I was trying to get their example code for one of their displays: https://shop.pimoroni.com/products/1-3-spi-colour-lcd-240x240-breakout to function with my off brand display. Unfortunately, I could not find a way to change the SPI operating mode of the display driver unless I wanted to compile their distribution from source (which I didn't want to do), the SPI initialization was all buried in C code.
An intsructables author provided a wonderful guide to breaking out the chip-select line: https://www.instructables.com/Adding-CS-Pin-to-13-LCD/ Many thanks. In the process of modify my display I learned a few things the hard way:
- Rotated R1 90' to bypass the NPN switch
- Tossed R2 away and used this as the CS pad
- Be carful with getting the display too hot. The adhesive that held the display in place virtually no longer exists now
- Be carful cleaning! Or don't clean at all. I ended up relocating the flux residue with isopropyl from the PCB to inside the display housing and its now a little merky
After the display modifications the display came to life!
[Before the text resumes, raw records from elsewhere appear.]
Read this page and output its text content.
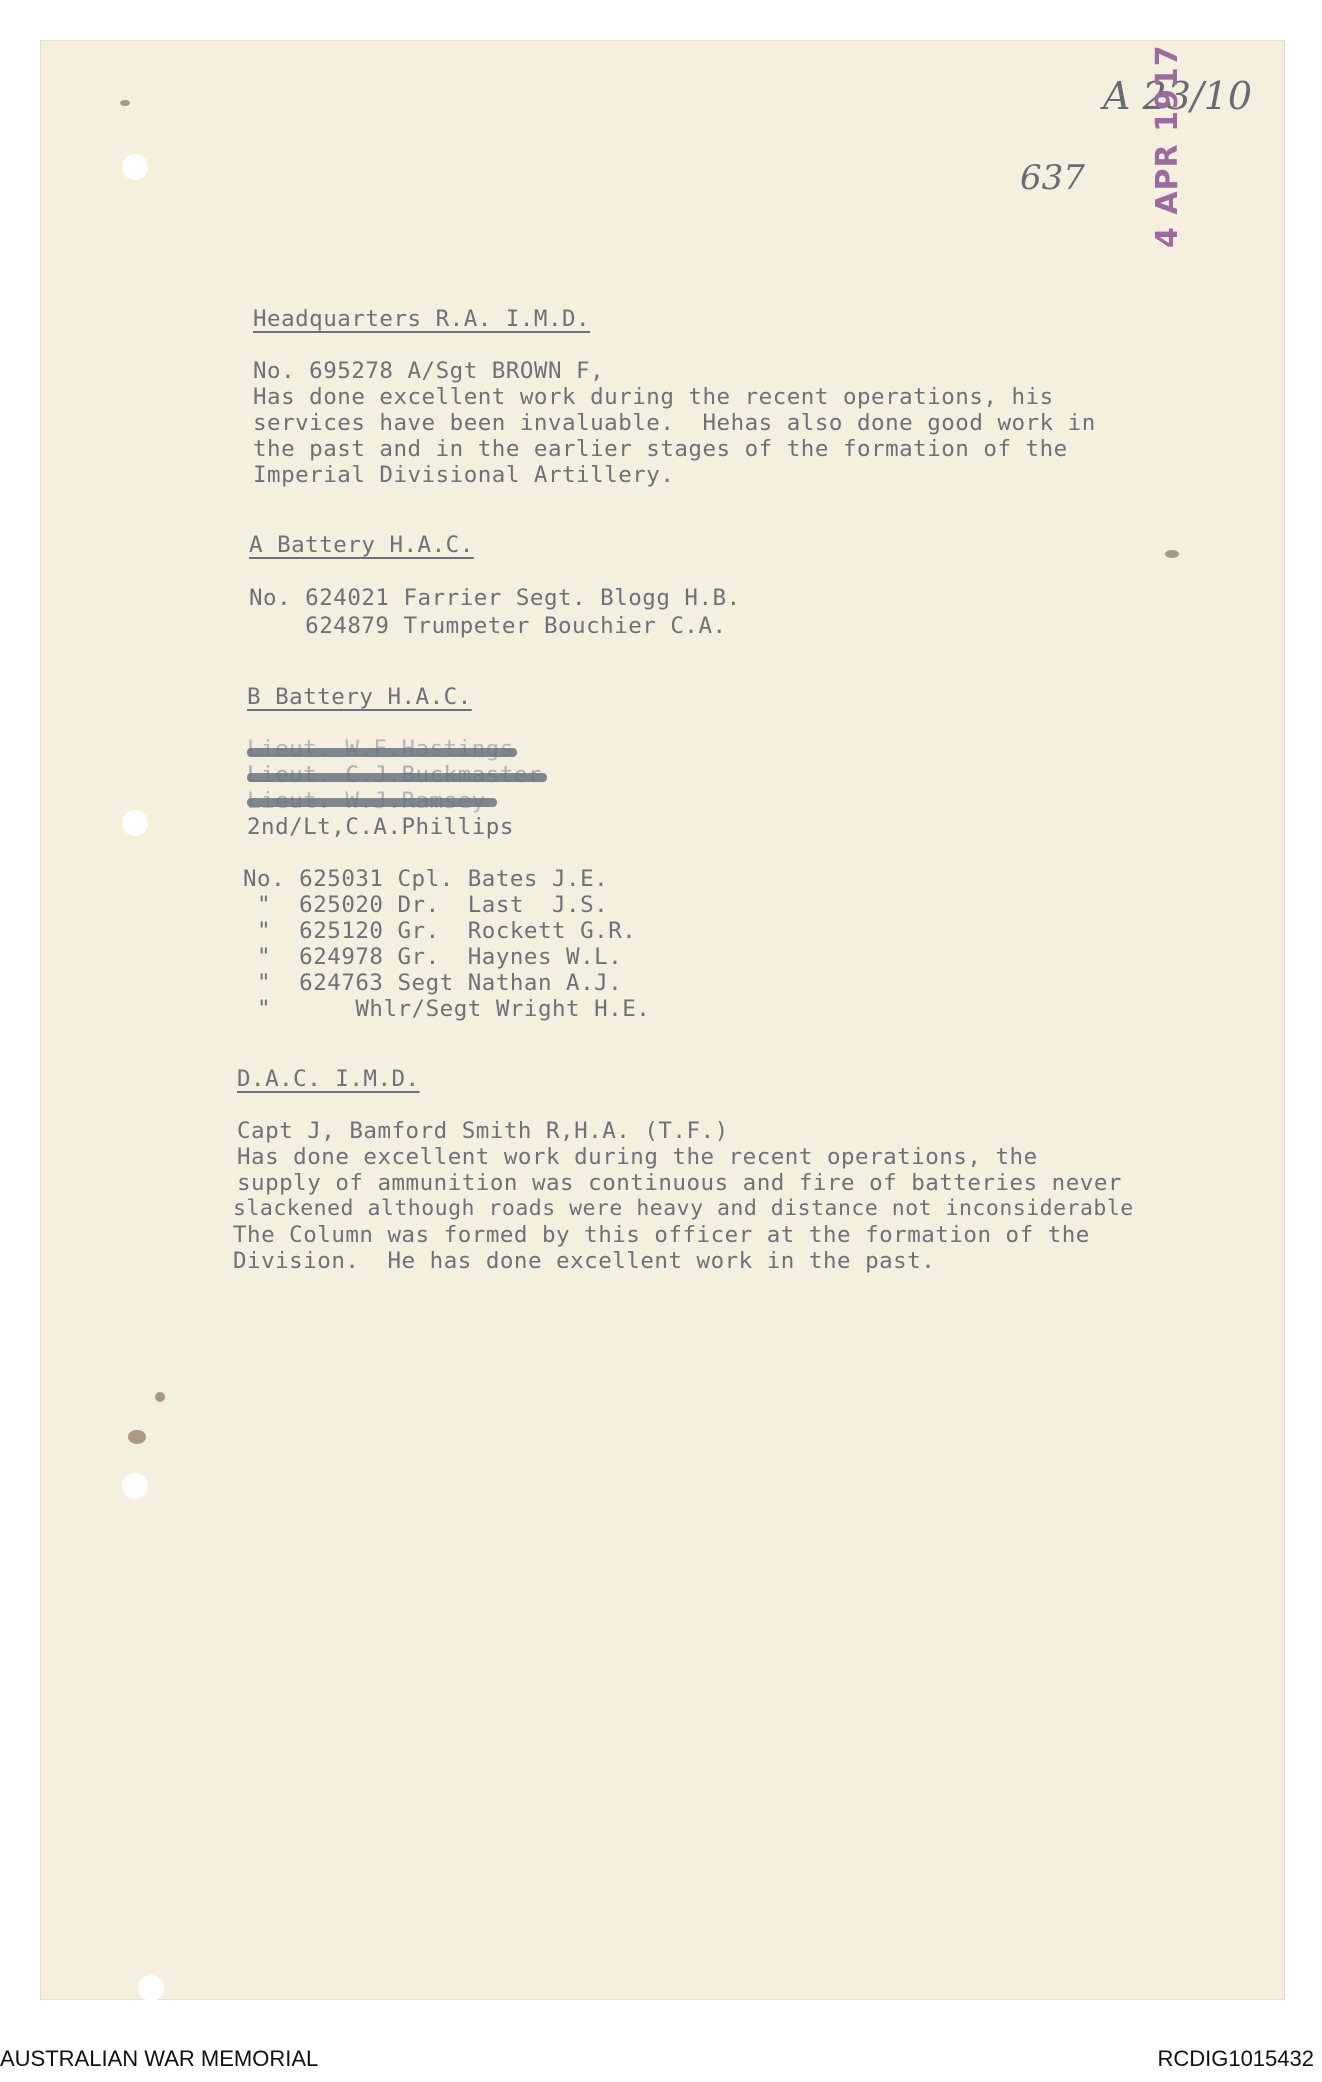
A 23/10
637 4 APR 1917
Headquarters R.A. I.M.D.
No. 695278 A/Sgt BROWN F,
Has done excellent work during the recent operations, his
services have been invaluable.  Hehas also done good work in
the past and in the earlier stages of the formation of the
Imperial Divisional Artillery.
A Battery H.A.C.
No. 624021 Farrier Segt. Blogg H.B.
624879 Trumpeter Bouchier C.A.
B Battery H.A.C.
2nd/Lt,C.A.Phillips
No. 625031 Cpl. Bates J.E.
"  625020 Dr.  Last  J.S.
"  625120 Gr.  Rockett G.R.
"  624978 Gr.  Haynes W.L.
"  624763 Segt Nathan A.J.
"      Whlr/Segt Wright H.E.
D.A.C. I.M.D.
Capt J, Bamford Smith R,H.A. (T.F.)
Has done excellent work during the recent operations, the
supply of ammunition was continuous and fire of batteries never
slackened although roads were heavy and distance not inconsiderable
The Column was formed by this officer at the formation of the
Division.  He has done excellent work in the past.
AUSTRALIAN WAR MEMORIAL	RCDIG1015432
I have never used one of these displays before, but I have to say I am impressed. I was able to get 35 FPS out of a 240x240 display running over SPI.
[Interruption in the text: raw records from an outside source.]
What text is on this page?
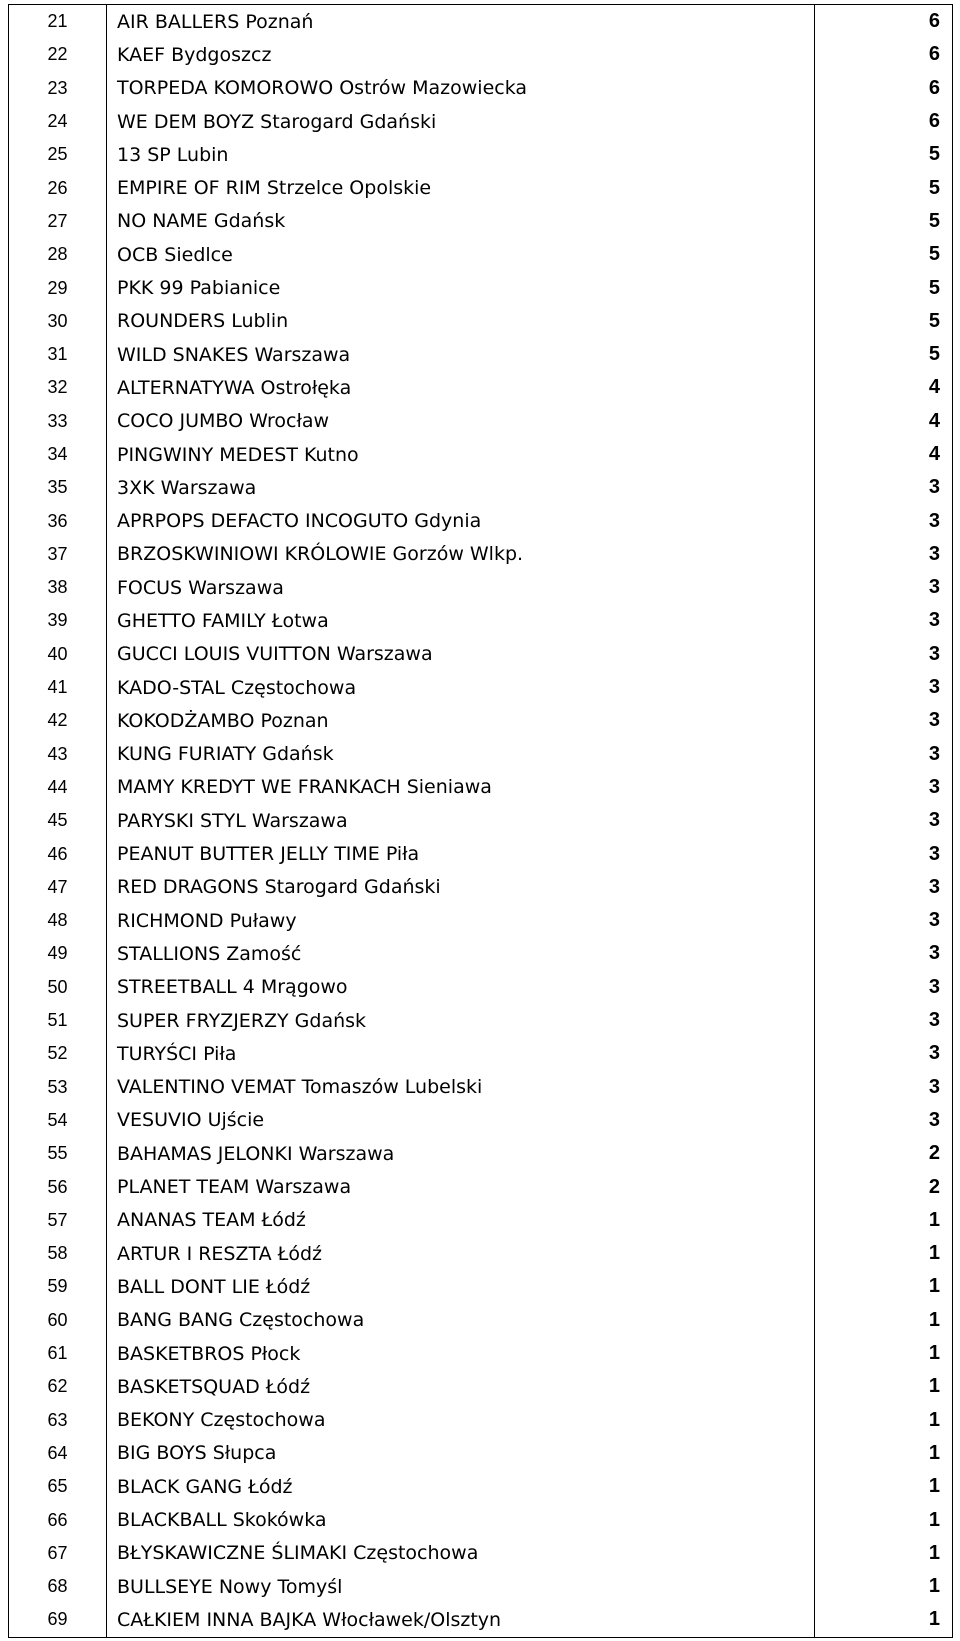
21	AIR BALLERS Poznań	6
22	KAEF Bydgoszcz	6
23	TORPEDA KOMOROWO Ostrów Mazowiecka	6
24	WE DEM BOYZ Starogard Gdański	6
25	13 SP Lubin	5
26	EMPIRE OF RIM Strzelce Opolskie	5
27	NO NAME Gdańsk	5
28	OCB Siedlce	5
29	PKK 99 Pabianice	5
30	ROUNDERS Lublin	5
31	WILD SNAKES Warszawa	5
32	ALTERNATYWA Ostrołęka	4
33	COCO JUMBO Wrocław	4
34	PINGWINY MEDEST Kutno	4
35	3XK Warszawa	3
36	APRPOPS DEFACTO INCOGUTO Gdynia	3
37	BRZOSKWINIOWI KRÓLOWIE Gorzów Wlkp.	3
38	FOCUS Warszawa	3
39	GHETTO FAMILY Łotwa	3
40	GUCCI LOUIS VUITTON Warszawa	3
41	KADO-STAL Częstochowa	3
42	KOKODŻAMBO Poznan	3
43	KUNG FURIATY Gdańsk	3
44	MAMY KREDYT WE FRANKACH Sieniawa	3
45	PARYSKI STYL Warszawa	3
46	PEANUT BUTTER JELLY TIME Piła	3
47	RED DRAGONS Starogard Gdański	3
48	RICHMOND Puławy	3
49	STALLIONS Zamość	3
50	STREETBALL 4 Mrągowo	3
51	SUPER FRYZJERZY Gdańsk	3
52	TURYŚCI Piła	3
53	VALENTINO VEMAT Tomaszów Lubelski	3
54	VESUVIO Ujście	3
55	BAHAMAS JELONKI Warszawa	2
56	PLANET TEAM Warszawa	2
57	ANANAS TEAM Łódź	1
58	ARTUR I RESZTA Łódź	1
59	BALL DONT LIE Łódź	1
60	BANG BANG Częstochowa	1
61	BASKETBROS Płock	1
62	BASKETSQUAD Łódź	1
63	BEKONY Częstochowa	1
64	BIG BOYS Słupca	1
65	BLACK GANG Łódź	1
66	BLACKBALL Skokówka	1
67	BŁYSKAWICZNE ŚLIMAKI Częstochowa	1
68	BULLSEYE Nowy Tomyśl	1
69	CAŁKIEM INNA BAJKA Włocławek/Olsztyn	1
I still don't know what the best way to add graphics to the PICO is. The image I showed in the video was created with ffmpeg outputting a raw video frame:
ffmpeg -vcodec png -i img.png -vcodec rawvideo -f rawvideo -pix_fmt rgb565 img.raw
Of this random image cropped down to 240x240:
Loading the image from flash was very slow.
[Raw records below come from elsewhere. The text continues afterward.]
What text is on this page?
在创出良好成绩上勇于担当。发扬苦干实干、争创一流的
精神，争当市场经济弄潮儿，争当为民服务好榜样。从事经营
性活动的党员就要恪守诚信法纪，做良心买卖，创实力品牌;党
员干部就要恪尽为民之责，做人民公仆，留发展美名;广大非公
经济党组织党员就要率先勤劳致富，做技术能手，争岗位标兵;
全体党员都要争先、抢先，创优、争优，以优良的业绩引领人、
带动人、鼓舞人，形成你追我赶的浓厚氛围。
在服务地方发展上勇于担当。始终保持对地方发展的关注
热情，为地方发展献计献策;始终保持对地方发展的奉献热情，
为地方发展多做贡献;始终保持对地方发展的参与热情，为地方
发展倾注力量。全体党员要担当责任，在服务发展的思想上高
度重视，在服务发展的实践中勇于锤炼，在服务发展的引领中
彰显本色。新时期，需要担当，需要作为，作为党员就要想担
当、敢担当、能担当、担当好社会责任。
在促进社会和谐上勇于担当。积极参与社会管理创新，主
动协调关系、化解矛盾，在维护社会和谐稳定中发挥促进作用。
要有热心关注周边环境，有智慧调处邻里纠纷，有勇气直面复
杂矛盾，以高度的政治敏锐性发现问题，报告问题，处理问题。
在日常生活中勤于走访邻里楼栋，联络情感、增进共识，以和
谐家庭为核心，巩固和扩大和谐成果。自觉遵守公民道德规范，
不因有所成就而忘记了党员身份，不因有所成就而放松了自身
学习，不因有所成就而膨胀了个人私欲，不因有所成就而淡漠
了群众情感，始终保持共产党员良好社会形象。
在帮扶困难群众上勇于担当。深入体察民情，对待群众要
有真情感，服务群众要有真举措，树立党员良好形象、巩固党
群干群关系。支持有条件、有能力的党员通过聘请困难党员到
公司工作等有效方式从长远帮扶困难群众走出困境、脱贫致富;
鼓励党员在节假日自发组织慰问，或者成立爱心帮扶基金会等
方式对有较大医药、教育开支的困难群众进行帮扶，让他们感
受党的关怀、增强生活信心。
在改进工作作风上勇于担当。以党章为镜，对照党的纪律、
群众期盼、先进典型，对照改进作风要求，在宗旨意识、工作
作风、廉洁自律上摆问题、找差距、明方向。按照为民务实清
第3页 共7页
Update: Image Loading Speed
The framebuffer for the ST7789 is stored big-endian so when I was loading the Image I had endian swap in python which was really slow. I can endian swap the raw image file format using dd:
dd conv=swab if=img.raw of=img2.raw
Now loading the image is now significantly faster:
t1 = time.ticks_us() with open('img2.raw', 'rb') as f: for j in range(0,240,24): display_buffer[480*j:(480*(j+24))] = f.read(240*48) display.update() # only update display once now, remove those tabs! print((time.ticks_us() - t1)/1000)
Which now runs in 232 ms 85 ms and appears more as a transition animation versus terribly slow code.
Update: Overclocking in MicroPython
One can adjust the system clock frequency in MicroPython by issuing the following command:
machine.freq(190_000_000) # set system clock in Hz
When MicroPython alters the system clock frequency, it also reconfigures the peripheral clock source from clk_sys to the external crystal oscillator.
So, if you want to maintain a high-speed SPI clock frequency, you need to set the clock mux back to clk_sys yourself by:
mem32[0x40008000+0x48] = 0x800
With the Pico running at 190 MHz I achieved the following:
Rainbow Spinner: 53 FPS
FFT Demo: 16 FPS
Image Load + Draw: 56 ms (49ms letting the garbage collector run before the load)
Of course, there are no guarantees this will always work for every Pico and or display.